O's weigh options with low draft pick List is rich in pitchers, poor on position players

June 04, 1996|By Jason LaCanfora | Jason LaCanfora,SUN STAFF

It's that time of year again, when virtually unknown amateur baseball players camp out by their phones awaiting a call from a major-league team.

The 1996 June free-agent draft begins today, minus the pomp and circumstance that surround the selections of basketball or football players each year. The Orioles will choose 51st overall and team officials met last weekend to determine a direction to take with the pick.

Because of the Orioles' low draft position, it is difficult to determine what they might do. Director of scouting Gary Nickels said the team finished its draft board yesterday, but numerous scenarios exist.

Although the organization lacks position players, the strength of the draft is at pitcher.

Possibilities include Brian Falkenborg, a 6-foot-6 high school pitcher from Redmond, Wash., who worked out for the Orioles when the team was in Seattle last week; Jason Marquis, also a high school pitcher from New York City; Providence College first baseman Pete Tucci; and Southern Cal outfielder Jacque Jones.

"We're calling other clubs to see what's out there in front of us -- seeing what might happen," Nickels said. "But it's really tough to tell."

Clemson pitcher Kris Benson is expected to be taken first overall, by the Pittsburgh Pirates. Benson went 14-0 and led the nation with a 1.40 ERA for the Tigers. He struck out 15 batters in 7 1/3 innings in a recent College World Series game.

But signing Benson won't be easy. He may command a salary exceeding the record $1.6 million that Josh Booty, 1994's first overall pick, garnered from the Florida Marlins.

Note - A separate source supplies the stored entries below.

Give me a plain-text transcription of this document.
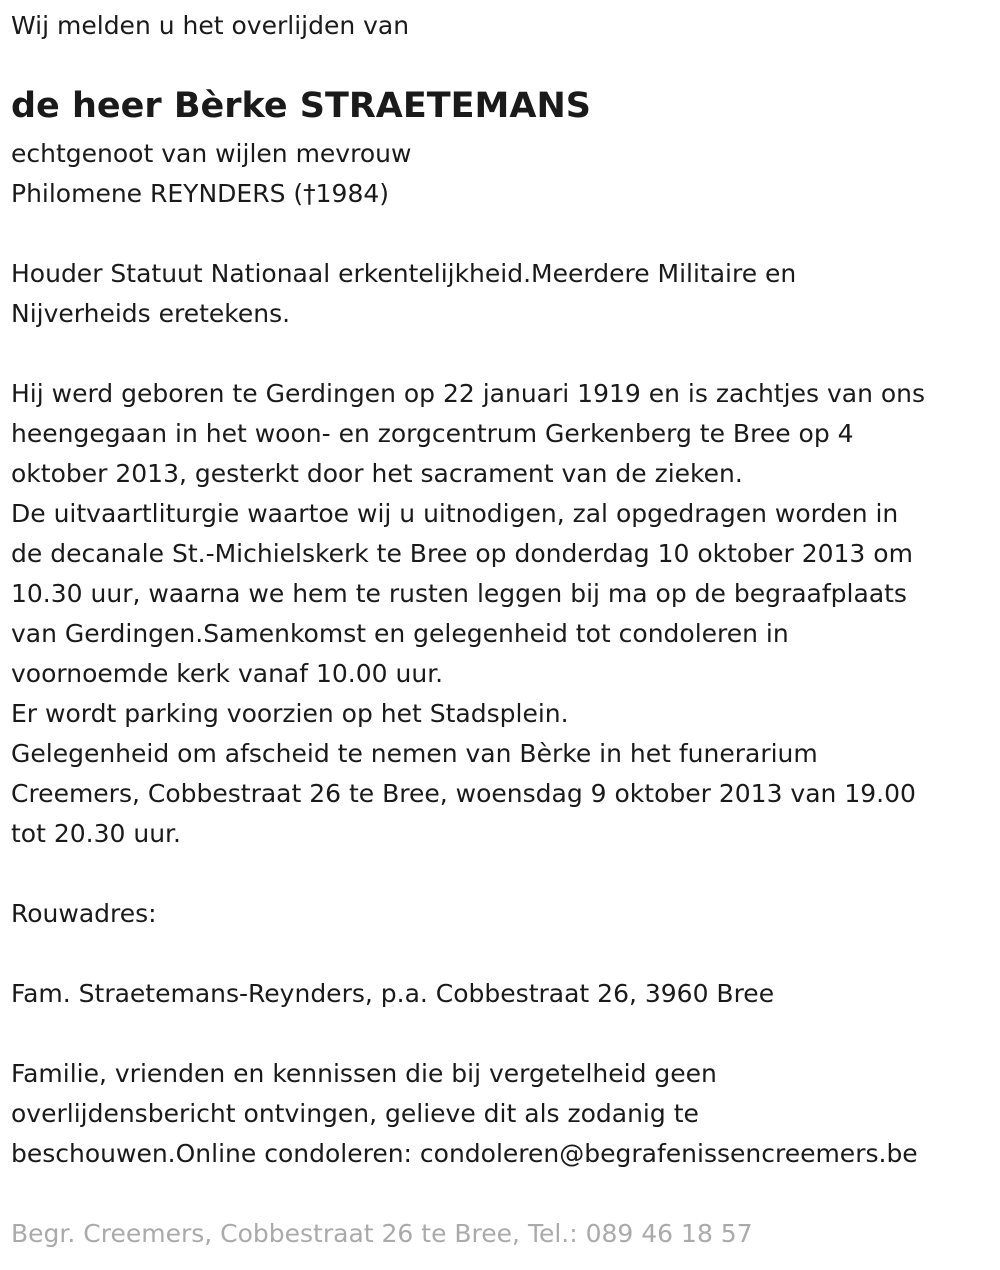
Wij melden u het overlijden van
de heer Bèrke STRAETEMANS
echtgenoot van wijlen mevrouw
Philomene REYNDERS (†1984)
Houder Statuut Nationaal erkentelijkheid.Meerdere Militaire en
Nijverheids eretekens.
Hij werd geboren te Gerdingen op 22 januari 1919 en is zachtjes van ons
heengegaan in het woon- en zorgcentrum Gerkenberg te Bree op 4
oktober 2013, gesterkt door het sacrament van de zieken.
De uitvaartliturgie waartoe wij u uitnodigen, zal opgedragen worden in
de decanale St.-Michielskerk te Bree op donderdag 10 oktober 2013 om
10.30 uur, waarna we hem te rusten leggen bij ma op de begraafplaats
van Gerdingen.Samenkomst en gelegenheid tot condoleren in
voornoemde kerk vanaf 10.00 uur.
Er wordt parking voorzien op het Stadsplein.
Gelegenheid om afscheid te nemen van Bèrke in het funerarium
Creemers, Cobbestraat 26 te Bree, woensdag 9 oktober 2013 van 19.00
tot 20.30 uur.
Rouwadres:
Fam. Straetemans-Reynders, p.a. Cobbestraat 26, 3960 Bree
Familie, vrienden en kennissen die bij vergetelheid geen
overlijdensbericht ontvingen, gelieve dit als zodanig te
beschouwen.Online condoleren: condoleren@begrafenissencreemers.be
Begr. Creemers, Cobbestraat 26 te Bree, Tel.: 089 46 18 57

But the Pirates are keeping quiet about Benson, fearful of speaking too highly about him and triggering a situation like the Orioles went through in 1989, when they were trying to sign Ben McDonald out of Louisiana State. McDonald, now pitching for the Milwaukee Brewers, parlayed his glowing endorsements from the club into a $375,000 signing bonus.

Baseball America anticipates pitchers being selected with six of the first seven picks and 60 of the top 100 draft choices.

The only position player expected to go in the top five is San Diego State first baseman Travis Lee, who hit .355 with 14 home runs and 60 RBIs this past season. The Minnesota Twins are expected to take Lee with the second pick.

The two expansion teams scheduled to begin play in 1998 will take part in their first drafts. The Tampa Bay Devil Rays will select 29th, followed by the Arizona Diamondbacks.